We measure the total running time of all queries, whether successful or not:

total.running.time

Unfortunately it is hard to make a fair comparison from this result because not all the systems are consistent in the set of completed queries. For example, Hive 2.3.3 on MR3 takes over 21,000 seconds on the Red cluster because query 16 and 94 fail with a timeout after 7200 seconds, thus accounting for two thirds of the total running time. Nevertheless we can make a few interesting observations:

Hive 3.0.0 on MR3 finishes all 103 queries the fastest on both clusters. In particular, it achieves a reduction of about 25% in the total running time when compared with Hive 3.0.0 on Tez.
Spark 2.2.0 is the slowest on both clusters not because some queries fail with a timeout, but because almost all queries just run slow.
Hive 3.0.0 on Tez is fast enough to outperform Presto 0.203e and Spark 2.2.0.

Analysis 3. Ranks for individual queries

In order to gain a sense of which system answers queries fast, we rank all the systems according to the running time for each individual query. For example, a system that completes executing a query the fastest is assigned the highest place (1st) for the query under consideration. If a system does not compile or fails to complete executing a query, it is assigned the lowest place (6th) for the query under consideration. In this way, we can evaluate the six systems more accurately from the perspective of end users, not of system administrators.

Here is the result from the Red cluster:

From left to right, the column corresponds to: Hive-LLAP, Presto 0.203e, SparkSQL 2.2, Hive 3.0.0 on Tez, Hive 3.0.0 on MR3, Hive 2.3.3 on MR3.
The first place to the last place is colored in dark green (first), green, light green, light grey, grey, dark grey (last).

rank.color.red rank.table.red

We observe that Hive-LLAP in HDP 2.6.4 dominates the competition: it places first for 72 queries and second for 14 queries. Next comes Hive 3.0.0 on MR3, which places first for 12 queries and second for 48 queries. Presto 0.203e places first for 11 queries, but places second only for 9 queries. Note that while Hive-LLAP place first for the most number of queries, it also places last for 10 queries. In contrast, Hive 3.0.0 on MR3 does not place last for any query.

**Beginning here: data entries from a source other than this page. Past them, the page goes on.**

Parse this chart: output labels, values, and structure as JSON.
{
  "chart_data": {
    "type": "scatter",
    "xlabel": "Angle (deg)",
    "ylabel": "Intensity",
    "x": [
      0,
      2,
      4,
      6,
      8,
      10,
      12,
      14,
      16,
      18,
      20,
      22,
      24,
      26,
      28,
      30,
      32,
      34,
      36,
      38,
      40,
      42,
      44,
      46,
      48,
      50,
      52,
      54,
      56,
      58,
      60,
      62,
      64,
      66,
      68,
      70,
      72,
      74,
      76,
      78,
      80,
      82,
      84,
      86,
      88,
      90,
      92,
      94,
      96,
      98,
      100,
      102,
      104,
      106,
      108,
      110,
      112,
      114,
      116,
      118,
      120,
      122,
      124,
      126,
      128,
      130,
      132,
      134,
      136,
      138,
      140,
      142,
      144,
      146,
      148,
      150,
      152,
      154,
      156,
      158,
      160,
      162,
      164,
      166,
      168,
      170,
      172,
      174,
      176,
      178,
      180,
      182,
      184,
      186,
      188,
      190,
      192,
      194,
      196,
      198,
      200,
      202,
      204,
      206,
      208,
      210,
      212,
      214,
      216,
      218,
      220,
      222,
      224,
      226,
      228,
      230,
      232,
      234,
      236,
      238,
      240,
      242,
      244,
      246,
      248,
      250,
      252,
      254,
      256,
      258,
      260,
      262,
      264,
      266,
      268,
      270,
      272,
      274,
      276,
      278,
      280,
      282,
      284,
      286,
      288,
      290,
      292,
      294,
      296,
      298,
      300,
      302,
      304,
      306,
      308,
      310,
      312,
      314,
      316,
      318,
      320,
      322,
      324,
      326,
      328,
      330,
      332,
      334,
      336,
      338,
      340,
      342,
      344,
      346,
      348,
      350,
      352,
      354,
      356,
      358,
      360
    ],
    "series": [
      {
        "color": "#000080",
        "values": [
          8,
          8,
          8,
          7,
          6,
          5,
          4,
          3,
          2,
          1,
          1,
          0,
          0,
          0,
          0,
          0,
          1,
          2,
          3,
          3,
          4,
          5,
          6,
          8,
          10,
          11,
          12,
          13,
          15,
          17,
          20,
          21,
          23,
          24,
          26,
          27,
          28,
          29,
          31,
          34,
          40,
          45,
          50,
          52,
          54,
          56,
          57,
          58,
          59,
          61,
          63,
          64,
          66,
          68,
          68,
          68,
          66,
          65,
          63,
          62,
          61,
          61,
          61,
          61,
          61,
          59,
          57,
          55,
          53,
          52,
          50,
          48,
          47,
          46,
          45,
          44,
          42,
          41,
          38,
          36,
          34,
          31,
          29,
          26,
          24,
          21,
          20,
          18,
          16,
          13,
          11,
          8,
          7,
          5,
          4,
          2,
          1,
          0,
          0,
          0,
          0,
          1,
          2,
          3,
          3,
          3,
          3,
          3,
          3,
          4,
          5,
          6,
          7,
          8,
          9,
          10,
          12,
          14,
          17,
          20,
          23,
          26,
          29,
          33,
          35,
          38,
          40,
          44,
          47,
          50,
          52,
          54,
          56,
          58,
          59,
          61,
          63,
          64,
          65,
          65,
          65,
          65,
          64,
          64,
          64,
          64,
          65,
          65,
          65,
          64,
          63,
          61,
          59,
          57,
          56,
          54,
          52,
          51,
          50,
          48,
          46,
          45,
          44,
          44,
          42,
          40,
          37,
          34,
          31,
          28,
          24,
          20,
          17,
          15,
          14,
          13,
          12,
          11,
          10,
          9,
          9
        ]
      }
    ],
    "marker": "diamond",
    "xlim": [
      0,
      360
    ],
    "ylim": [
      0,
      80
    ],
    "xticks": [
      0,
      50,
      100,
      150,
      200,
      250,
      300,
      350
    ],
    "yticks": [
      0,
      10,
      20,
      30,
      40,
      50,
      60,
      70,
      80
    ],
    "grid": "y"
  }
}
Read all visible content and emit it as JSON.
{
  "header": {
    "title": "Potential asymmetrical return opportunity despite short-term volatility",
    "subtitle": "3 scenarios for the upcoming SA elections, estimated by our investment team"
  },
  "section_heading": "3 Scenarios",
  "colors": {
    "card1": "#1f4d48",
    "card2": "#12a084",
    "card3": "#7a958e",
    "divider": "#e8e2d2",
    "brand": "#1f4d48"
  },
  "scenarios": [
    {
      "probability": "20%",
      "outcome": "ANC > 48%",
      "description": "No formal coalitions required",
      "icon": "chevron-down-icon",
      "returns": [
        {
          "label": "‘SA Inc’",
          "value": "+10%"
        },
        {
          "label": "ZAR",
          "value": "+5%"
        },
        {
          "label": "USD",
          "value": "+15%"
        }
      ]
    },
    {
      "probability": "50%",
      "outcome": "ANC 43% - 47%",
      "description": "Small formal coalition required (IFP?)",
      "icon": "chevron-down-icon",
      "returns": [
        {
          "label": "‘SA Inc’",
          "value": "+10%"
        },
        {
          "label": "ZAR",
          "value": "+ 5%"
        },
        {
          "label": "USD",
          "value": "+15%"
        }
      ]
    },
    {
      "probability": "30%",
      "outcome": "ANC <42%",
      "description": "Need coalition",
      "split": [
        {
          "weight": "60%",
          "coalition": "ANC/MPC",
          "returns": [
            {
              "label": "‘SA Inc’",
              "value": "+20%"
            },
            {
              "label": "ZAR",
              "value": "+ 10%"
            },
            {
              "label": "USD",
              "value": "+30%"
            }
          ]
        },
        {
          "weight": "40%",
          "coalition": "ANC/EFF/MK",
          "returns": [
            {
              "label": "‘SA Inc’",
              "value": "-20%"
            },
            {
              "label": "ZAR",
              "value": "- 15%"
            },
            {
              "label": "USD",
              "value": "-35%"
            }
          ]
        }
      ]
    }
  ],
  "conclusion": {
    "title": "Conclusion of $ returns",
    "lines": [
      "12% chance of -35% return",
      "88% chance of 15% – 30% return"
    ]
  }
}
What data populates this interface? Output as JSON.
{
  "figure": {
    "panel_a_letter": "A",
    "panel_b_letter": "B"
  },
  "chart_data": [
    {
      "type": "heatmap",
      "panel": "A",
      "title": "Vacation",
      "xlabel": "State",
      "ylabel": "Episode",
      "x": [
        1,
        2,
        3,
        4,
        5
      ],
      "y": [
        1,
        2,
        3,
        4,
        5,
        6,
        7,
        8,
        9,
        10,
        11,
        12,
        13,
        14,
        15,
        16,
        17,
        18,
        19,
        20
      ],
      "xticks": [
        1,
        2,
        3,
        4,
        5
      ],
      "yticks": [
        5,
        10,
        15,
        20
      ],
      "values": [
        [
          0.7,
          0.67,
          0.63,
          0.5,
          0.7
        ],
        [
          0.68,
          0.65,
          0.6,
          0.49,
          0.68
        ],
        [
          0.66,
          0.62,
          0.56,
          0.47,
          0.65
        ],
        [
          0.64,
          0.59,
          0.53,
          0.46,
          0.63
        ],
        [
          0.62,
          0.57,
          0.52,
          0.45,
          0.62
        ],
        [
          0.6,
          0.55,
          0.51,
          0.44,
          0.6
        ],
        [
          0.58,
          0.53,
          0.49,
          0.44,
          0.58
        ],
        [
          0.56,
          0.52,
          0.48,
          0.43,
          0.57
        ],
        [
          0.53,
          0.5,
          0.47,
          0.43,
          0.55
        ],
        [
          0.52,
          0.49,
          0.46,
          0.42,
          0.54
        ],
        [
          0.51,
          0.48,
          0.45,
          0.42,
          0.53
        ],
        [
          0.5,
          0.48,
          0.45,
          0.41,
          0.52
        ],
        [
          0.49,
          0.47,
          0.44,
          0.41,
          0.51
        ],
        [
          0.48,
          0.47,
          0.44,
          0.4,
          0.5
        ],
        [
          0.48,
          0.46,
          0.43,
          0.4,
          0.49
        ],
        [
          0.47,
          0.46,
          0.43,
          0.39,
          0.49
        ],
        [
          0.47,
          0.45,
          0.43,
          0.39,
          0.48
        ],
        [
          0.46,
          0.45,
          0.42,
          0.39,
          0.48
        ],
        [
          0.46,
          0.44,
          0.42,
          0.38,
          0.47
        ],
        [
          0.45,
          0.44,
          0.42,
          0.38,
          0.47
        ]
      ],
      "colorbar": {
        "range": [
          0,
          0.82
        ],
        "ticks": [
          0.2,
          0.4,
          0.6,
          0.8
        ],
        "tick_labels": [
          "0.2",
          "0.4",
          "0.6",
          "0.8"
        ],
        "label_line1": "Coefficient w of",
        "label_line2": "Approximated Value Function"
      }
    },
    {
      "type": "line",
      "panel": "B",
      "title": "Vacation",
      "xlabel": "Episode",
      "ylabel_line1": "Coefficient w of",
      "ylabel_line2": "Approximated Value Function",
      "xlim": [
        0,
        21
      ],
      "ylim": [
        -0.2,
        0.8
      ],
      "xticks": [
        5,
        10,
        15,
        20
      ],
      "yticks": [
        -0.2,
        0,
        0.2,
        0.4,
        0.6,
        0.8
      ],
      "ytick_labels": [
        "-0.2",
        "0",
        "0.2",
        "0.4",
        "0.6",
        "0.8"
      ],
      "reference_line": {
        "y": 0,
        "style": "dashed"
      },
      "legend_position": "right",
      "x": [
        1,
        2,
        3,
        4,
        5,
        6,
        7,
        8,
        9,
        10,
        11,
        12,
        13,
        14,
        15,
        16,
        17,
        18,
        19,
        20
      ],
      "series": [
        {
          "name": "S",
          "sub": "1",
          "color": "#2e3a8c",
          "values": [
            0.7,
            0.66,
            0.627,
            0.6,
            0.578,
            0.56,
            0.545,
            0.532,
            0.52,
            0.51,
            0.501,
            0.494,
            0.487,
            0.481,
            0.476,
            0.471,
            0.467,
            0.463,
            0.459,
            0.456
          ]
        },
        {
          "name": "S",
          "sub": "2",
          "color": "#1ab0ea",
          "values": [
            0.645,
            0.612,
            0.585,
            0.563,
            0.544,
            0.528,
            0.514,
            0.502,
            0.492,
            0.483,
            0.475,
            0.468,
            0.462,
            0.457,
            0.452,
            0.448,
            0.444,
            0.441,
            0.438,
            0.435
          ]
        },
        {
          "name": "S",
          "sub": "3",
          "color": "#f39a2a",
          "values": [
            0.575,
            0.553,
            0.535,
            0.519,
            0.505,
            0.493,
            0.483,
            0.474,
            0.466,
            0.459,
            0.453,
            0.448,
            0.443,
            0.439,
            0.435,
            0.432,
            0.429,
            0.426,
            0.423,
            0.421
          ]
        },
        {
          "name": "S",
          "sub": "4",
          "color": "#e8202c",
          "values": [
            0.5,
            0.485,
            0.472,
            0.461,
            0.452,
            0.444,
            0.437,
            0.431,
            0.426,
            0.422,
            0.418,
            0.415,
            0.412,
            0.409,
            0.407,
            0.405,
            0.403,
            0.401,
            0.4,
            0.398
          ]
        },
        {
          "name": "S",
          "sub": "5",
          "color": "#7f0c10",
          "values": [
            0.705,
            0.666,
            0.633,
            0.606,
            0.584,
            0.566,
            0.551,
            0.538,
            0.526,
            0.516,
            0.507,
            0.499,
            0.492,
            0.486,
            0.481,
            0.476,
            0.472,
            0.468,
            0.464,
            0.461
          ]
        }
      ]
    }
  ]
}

From the Gold cluster, a noticeable change emerges:

rank.color.gold rank.table.red

Hive-LLAP in HDP 2.6.4 still places first for the most number of queries (41 queries, down from 72 queries on the Red cluster), but it also places last for 13 queries (up from 10 queries on the Red cluster). Hive 3.0.0 on MR3 places first for 28 queries and second for 44 queries, and does not place last for any query. Overall Hive 3.0.0 on MR3 is comparable to Hive-LLAP: Hive 3.0.0 on MR3 places first or second for a total of 72 queries without placing last for any query, whereas Hive-LLAP places first or second for a total of 63 queries.

Conclusion

From our analysis above, we see that those systems based on Hive are indeed strong competitors in the SQL-on-Hadoop landscape, not only for their stability and versatility but now also for their speed. We also see that MR3 is a new execution engine for Hive that competes well with LLAP, by virtue of its comparable speed and such additional features as elastic allocation of cluster resources, full implementation of impersonation, easy deployment, and so on. In a follow-up article, we will evaluate SQL-on-Hadoop systems in a concurrent execution setting.